The most likely workload profile in a VMware environment is 100% random IO and normally write biased. The write penalties for RAID5 are still there (although small), especially if you have enough IO going on to fill up the write cache (definite for SAS 7..2k or SATA). RAID 10 will outperform RAID5, especially with read operations, but it will massively outperform RAID5 when there is a failure of a disk.Then you have to consider rebuild times and the likelihood of another disk failing during the rebuild process, which will kill your entire disk subsystem (hence why RAID 6 was invented). Then if you go RAID6 you will have double the parity being written and this will have an additional penalty for write operations.

I'm working in an environment right now with SAS 7.2k RPM 500GB disks (16 spindles per RAID group) in RAID5 configuration and because of the random IO on the ESX Hosts (2 of them in the cluster) the latency is just terrible, averaging above 100ms. Reads are particularly bad, as the spindles have to spin around to pick up the data and they just can't do that fast enough. It's basically at the point where the customer may have to think about throwing out all the 7.2k SAS disks and replacing them with 12k disks at a fairly big expense. Exchange and SQL are especially latency sensitive applications. If you're getting 100ms disk latency on SQL you can forget about getting 40 or 50ms latency on transaction times.

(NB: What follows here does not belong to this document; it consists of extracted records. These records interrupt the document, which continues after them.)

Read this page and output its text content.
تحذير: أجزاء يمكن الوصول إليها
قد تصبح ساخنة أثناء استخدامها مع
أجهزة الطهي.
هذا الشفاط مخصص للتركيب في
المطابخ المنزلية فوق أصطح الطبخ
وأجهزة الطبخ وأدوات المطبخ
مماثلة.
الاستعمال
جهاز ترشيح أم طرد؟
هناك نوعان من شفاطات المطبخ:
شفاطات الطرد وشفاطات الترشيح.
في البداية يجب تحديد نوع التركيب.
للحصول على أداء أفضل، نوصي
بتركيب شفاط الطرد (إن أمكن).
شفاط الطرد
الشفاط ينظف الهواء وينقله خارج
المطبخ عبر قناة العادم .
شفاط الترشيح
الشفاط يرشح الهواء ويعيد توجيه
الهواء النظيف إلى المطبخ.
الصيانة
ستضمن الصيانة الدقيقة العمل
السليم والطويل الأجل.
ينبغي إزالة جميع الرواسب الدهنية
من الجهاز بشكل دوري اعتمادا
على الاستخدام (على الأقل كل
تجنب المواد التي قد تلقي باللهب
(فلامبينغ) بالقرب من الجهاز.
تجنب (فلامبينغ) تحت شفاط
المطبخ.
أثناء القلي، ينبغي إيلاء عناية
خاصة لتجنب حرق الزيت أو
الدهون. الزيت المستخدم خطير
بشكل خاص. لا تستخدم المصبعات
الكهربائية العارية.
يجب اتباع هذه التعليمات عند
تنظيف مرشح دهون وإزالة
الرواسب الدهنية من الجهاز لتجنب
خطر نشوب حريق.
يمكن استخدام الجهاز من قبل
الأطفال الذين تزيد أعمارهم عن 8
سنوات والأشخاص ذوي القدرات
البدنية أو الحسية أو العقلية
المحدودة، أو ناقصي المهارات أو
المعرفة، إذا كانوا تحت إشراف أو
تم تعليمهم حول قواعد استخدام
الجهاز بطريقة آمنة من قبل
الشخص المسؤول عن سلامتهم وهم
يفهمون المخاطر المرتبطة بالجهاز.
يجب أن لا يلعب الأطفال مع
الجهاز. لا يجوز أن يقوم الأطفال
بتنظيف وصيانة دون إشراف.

If you were thinking of going SAS 7.2k RAID10 (which would be the only sensible option for performance), then you'd actually be better off going SAS15k with RAID5. SAS15k with RAID5 and have two RAID groups on the MD array (each RAID5 7+1).

Based on experience I've had in production environments of organisations large and small I'd stay well clear of SATA or SAS 7.2k for any random IO workloads. They are fine for sequential read and write, which makes them great for archive and backup type applications. But as soon as you try any random IO you're performance is dead in the water.